Previous posts here and here have dispensed FCPA candy (that is year in reviews).  You can be tardy for the party, but still be included in the fun and set forth below are three additional worthwhile reads.

BakerHostetler 2013 Year-End Foreign Corrupt Practices Act Update

“This [recent] decrease [in corporate FCPA enforcement actions] appears to be the result of proactive internal investigations and remediation by U.S. companies that recognize the importance of retaining external resources to investigate FCPA issues in light of the substantial fines levied by the government over recent years.”

That’s a nice way to spin it, but the better answer by far is to have a proper perspective on FCPA statistics and to realize that 35% of all corporate FCPA enforcement actions in recent years and 55% of the settlement amounts were the direct result of just three unique events.

WilmerHale Foreign Corrupt Practices Act Alert

Kudos for the following statement regarding so-called “declinations.”

“[W]hile these corporate disclosures are frequently referred to generically as “declinations,” that term seems to encompass not only genuine declinations where the government exercises discretion to decline prosecution of an otherwise chargeable offense, but also cases where the government decides not to prosecute because it has found insufficient evidence of FCPA violations or faces insurmountable legal hurdles in bringing a case.”

For more on so-called “declinations” see prior posts here, here and here.

Miller & Chevalier FCPA Winter Review 2014 

Once again, be warned – the divergent enforcement statistics are likely to make you dizzy at times and as to certain issues.  [Given the increase in FCPA Inc. statistical information and the growing interest in empirical FCPA-related research, I again highlight the need for an FCPA lingua franca (see here for the prior post), including adoption of the “core” approach to FCPA enforcement statistics (see here for the prior post), an approach endorsed by even the DOJ (see here), as well as commonly used by others outside the FCPA context (see here)]

For the Reading Stack

From the Washington Post, a look at New Jersey Governor Chris Christie and the rise and controversy of non-prosecution and deferred prosecution agreements.

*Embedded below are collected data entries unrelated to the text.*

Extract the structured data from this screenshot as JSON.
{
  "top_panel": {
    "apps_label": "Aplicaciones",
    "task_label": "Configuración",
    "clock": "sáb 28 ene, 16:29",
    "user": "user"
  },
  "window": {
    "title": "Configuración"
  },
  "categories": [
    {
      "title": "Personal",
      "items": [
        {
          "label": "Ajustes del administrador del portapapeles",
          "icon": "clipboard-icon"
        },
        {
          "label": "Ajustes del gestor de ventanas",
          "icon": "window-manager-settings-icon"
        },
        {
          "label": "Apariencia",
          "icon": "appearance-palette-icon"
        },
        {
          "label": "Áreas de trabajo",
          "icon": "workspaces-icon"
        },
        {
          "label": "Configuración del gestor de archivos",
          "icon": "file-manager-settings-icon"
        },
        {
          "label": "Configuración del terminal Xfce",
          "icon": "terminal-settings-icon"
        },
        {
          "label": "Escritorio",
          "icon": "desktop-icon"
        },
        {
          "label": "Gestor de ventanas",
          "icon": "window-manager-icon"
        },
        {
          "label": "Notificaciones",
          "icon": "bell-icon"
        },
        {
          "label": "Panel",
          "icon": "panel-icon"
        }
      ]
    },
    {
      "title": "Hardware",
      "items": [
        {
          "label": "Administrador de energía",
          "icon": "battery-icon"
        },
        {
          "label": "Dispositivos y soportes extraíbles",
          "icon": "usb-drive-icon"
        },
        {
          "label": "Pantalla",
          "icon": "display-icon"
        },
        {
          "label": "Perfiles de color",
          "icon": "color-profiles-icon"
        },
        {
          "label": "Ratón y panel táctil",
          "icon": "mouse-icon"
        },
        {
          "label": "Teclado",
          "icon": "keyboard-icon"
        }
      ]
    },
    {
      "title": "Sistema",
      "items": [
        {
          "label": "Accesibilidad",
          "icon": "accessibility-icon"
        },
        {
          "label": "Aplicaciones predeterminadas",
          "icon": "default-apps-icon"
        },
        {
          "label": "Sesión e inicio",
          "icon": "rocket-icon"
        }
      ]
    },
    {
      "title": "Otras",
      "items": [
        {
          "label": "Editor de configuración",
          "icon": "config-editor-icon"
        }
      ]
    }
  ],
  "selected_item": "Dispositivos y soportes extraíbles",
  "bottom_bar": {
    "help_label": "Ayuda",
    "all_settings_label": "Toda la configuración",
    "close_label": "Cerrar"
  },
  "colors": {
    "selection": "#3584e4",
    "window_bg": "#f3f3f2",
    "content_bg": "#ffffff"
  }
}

In this recent NY Times Dealbook article, “S.E.C.’s Losing Streak in Court Puts Agency in Spotlight,” Professor Peter Henning (a former SEC enforcement official) begins as follows.

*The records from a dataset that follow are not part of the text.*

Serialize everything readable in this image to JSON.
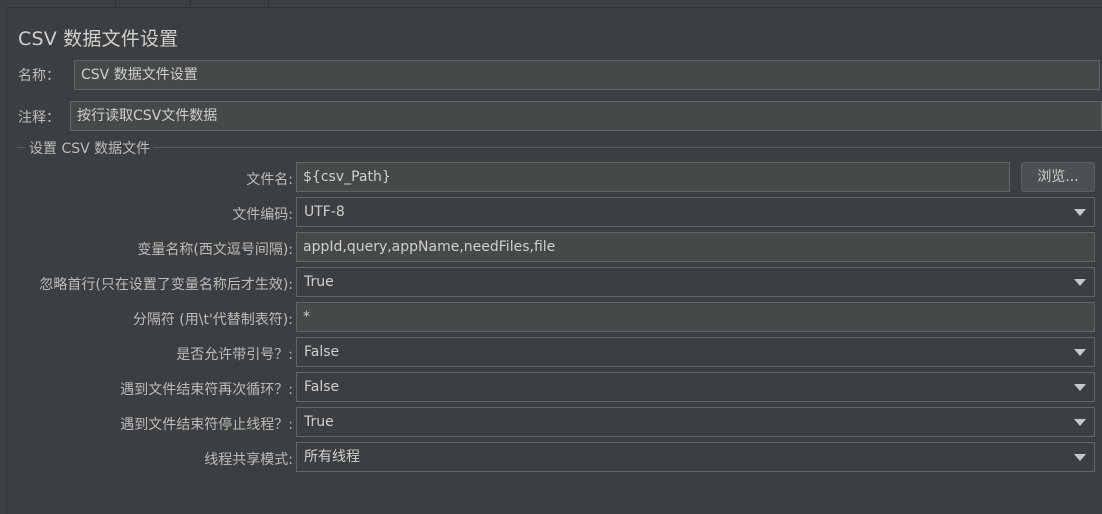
{
  "panel": {
    "title": "CSV 数据文件设置"
  },
  "name_row": {
    "label": "名称：",
    "value": "CSV 数据文件设置"
  },
  "comment_row": {
    "label": "注释：",
    "value": "按行读取CSV文件数据"
  },
  "group": {
    "title": "设置 CSV 数据文件"
  },
  "fields": {
    "filename": {
      "label": "文件名:",
      "value": "${csv_Path}",
      "browse_label": "浏览..."
    },
    "encoding": {
      "label": "文件编码:",
      "value": "UTF-8"
    },
    "var_names": {
      "label": "变量名称(西文逗号间隔):",
      "value": "appId,query,appName,needFiles,file"
    },
    "ignore_first": {
      "label": "忽略首行(只在设置了变量名称后才生效):",
      "value": "True"
    },
    "delimiter": {
      "label": "分隔符 (用\\t'代替制表符):",
      "value": "*"
    },
    "allow_quoted": {
      "label": "是否允许带引号？:",
      "value": "False"
    },
    "recycle_eof": {
      "label": "遇到文件结束符再次循环？:",
      "value": "False"
    },
    "stop_thread_eof": {
      "label": "遇到文件结束符停止线程？:",
      "value": "True"
    },
    "sharing_mode": {
      "label": "线程共享模式:",
      "value": "所有线程"
    }
  },
  "icons": {
    "dropdown": "chevron-down-icon"
  }
}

“Every litigator says that trials are messy affairs because no one can predict how they will play out.  After a string of recent unfavorable verdicts in fraud cases, the Securities and Exchange Commission may, too, be concerned with that trend. The S.E.C. is a bit like the New York Yankees, because every defeat is magnified, so we should be careful not to read too much into the anecdotal evidence as garnered by the results of a few recent trials.  Most cases filed by the agency are settled, garnering only modest publicity, so the effectiveness of its enforcement program is not tied solely to its wins in the courtroom.”

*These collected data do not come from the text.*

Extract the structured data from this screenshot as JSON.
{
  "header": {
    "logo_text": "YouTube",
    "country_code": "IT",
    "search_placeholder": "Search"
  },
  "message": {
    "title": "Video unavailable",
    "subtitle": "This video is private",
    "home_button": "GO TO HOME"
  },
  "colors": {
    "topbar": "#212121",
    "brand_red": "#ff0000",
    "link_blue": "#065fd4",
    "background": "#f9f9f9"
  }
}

For more on the SEC’s recent losses, see here from Marc Fagel and Mary Kay Dunning (Gibson Dunn).

“One likely consequence [of the SEC's recent losses] may be an increase in the number of enforcement matters filed as administrative cease-and-desist proceedings rather than as federal district court actions.”

Spot-on observation, but again a sorry state of affairs in that a way for the SEC to avoid litigated losses when put to its burden of proof is to avoid the judicial system altogether.

A recent survey from AlixPartners conducted in November 2013.  (The survey group consisted of executives at companies based in North America, Europe, the Middle East, and Asia that have annual revenues of $150 million or more).  “The survey also found that although some companies have expanded the scope of their reviews of their foreign subsidiaries, one-third said they have not done that. Less than half (43%) of respondents said they regularly conduct due diligence on third-party agents.”  (See here for the prior post “It’s More Like Bronze Dust.”).